Wetherspoon blames loss on ‘painstaking slow’ recovery in sales

JD Wetherspoon on course for fourth annual loss in its history as pub chain suggests former punters have become used to drinking at home

  • The pub operator reported a £24.9m loss in the 53 weeks to the end of July
  • A lack of trading restrictions helped overall turnover climb by around £1bn 
  • Wetherspoon’s profits were partly hit by higher labour costs and repair bills 

JD Wetherspoon failed to rebound to profitability last year, following a ‘painstaking slow’ recovery in sales and surging cost inflation.

The pub operator reported a £24.9million loss in the 53 weeks ending July, against a £146.5million loss the previous year, when Covid-19 restrictions forced its outlets to shut for much of the period. 

Earnings were affected by much higher labour costs as the chain raised its hourly salary to above £10 for the first time, and repair bills following the reopening of pubs last year. 

Earnings: JD Wetherspoon reported a £24.9million loss, against a £146.5million loss the previous year, when Covid-19 restrictions forced its outlets to shut for much of the period

Even with comparatively fewer restrictions this time around, trading remained some way behind pre-pandemic volumes despite the company’s overall turnover climbing by around £1billion.

Wetherspoon suggested this may have been the result of difficulties persuading formerly ‘dyed-in-the-wool’ patrons to return as they have become accustomed to drinking beer purchased from supermarkets since the start of the pandemic. 

On a like-for-like basis, sales were 4.3 per cent down on 2019 levels due to a weak recovery in food and drink orders, which offset strong demand for hotel rooms and fruit machines.

‘Most commentators, including most publicans, understandably predicted a post-lockdown boom, in which the public would react to enforced cabin fever by embarking on a celebratory spree,’ the company remarked.

‘But the reality has, in contrast, been a painstakingly slow recovery in sales, for some but not all, accompanied by great inflation in costs.’

The FTSE 250 business noted that trading improved over the year; sales were down 7.4 per cent on pre-Covid volumes in the first six months but only 0.6 per cent lower in the fourth quarter.

Demand: On a like-for-like basis, Wetherspoon's sales were 4.3 per cent down on 2019 levels due to a weak recovery in food and drink orders

Demand: On a like-for-like basis, Wetherspoon’s sales were 4.3 per cent down on 2019 levels due to a weak recovery in food and drink orders

Like-for-like sales in the first nine weeks of the current financial year were also 10.1 per cent higher on the previous year. 

However, the current cost-of-living crisis poses a significant challenge to its immediate performance, with skyrocketing energy bills and interest rate hikes putting a major squeeze on household incomes.

Meanwhile, Tim Martin, chief executive and founder of Wetherspoon, claimed the greatest threat to the hospitality sector if the potential for the return of Covid-related restrictions.

Pubs, bars and restaurants were some of the worst-affected by job losses during the height of the pandemic, having been forced to either shut or were subject to stringent capacity limits. 

New Zealand-born Martin further argued that supermarkets’ ‘huge and unjustifiable’ tax advantages, such as lower business rates and VAT, posed another significant risk to the hospitality industry.

He said: ‘This competitive disadvantage has had an increasingly debilitating impact on the hospitality industry and will undoubtedly result in long-term financial weakness vis a vis supermarkets – which will also be harmful to employees, the Treasury and the overall economy.’

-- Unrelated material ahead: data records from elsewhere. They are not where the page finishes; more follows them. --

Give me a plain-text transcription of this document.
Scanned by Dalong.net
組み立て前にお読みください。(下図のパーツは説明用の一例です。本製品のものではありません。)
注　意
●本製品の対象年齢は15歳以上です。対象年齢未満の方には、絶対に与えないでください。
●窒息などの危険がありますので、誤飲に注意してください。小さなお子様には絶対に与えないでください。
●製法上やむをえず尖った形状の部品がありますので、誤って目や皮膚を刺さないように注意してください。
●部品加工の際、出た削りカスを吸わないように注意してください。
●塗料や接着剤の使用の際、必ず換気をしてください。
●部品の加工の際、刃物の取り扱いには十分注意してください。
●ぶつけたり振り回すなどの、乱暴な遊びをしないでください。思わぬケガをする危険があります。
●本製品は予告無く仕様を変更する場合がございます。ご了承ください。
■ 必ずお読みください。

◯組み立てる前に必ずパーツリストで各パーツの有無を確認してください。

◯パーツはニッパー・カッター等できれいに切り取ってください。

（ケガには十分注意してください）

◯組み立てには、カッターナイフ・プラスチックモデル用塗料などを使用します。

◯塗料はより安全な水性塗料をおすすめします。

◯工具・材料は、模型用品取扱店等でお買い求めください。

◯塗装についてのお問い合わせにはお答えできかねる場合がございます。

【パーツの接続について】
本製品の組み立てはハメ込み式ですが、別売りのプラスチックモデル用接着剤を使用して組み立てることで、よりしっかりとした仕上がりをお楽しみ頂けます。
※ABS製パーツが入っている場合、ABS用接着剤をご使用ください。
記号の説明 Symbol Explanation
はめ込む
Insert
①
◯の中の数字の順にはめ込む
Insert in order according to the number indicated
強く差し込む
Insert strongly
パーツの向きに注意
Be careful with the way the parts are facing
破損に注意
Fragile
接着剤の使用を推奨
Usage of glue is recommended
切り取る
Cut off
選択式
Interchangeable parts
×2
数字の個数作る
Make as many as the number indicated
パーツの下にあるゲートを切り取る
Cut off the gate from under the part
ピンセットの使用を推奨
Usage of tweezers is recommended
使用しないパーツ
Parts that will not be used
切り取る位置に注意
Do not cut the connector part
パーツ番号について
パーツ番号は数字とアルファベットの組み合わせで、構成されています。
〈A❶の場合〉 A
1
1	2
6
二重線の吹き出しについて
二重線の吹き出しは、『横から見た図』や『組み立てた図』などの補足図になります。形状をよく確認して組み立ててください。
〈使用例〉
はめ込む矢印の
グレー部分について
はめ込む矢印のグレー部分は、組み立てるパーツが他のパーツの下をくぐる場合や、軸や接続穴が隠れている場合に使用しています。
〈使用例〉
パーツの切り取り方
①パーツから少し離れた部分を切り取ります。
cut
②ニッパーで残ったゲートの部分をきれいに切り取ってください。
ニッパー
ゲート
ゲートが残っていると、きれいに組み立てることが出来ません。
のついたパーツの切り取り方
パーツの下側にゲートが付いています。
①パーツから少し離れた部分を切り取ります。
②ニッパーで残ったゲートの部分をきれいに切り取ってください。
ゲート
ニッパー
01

However, Martin said the company was cautiously optimistic’ about its future prospects, which had been somewhat improved in recent years through measures to boost its finances, such as fixing interest rates until 2031 and implementing two equity raises. 

Mark Crouch, an analyst at online trading platform eToro, is less confident of the firm’s prospects, though. 

He said: ‘The reality is that Wetherspoons is on course to make only a fourth full-year loss in its history unless there is a dramatic turnaround in its fortunes. Most of that is down to factors outside of its control and affects the entire industry.

‘While Wetherspoons is one of the stronger players, unfortunately we may see an increasing number of pubs call last orders for the last time this winter as the energy and cost-of-living crises really begin to bite.’

Following the release of this trading update, JD Wetherspoon shares rose 10.3 per cent to 482.6p in morning trading, although their value has more than halved in the past year.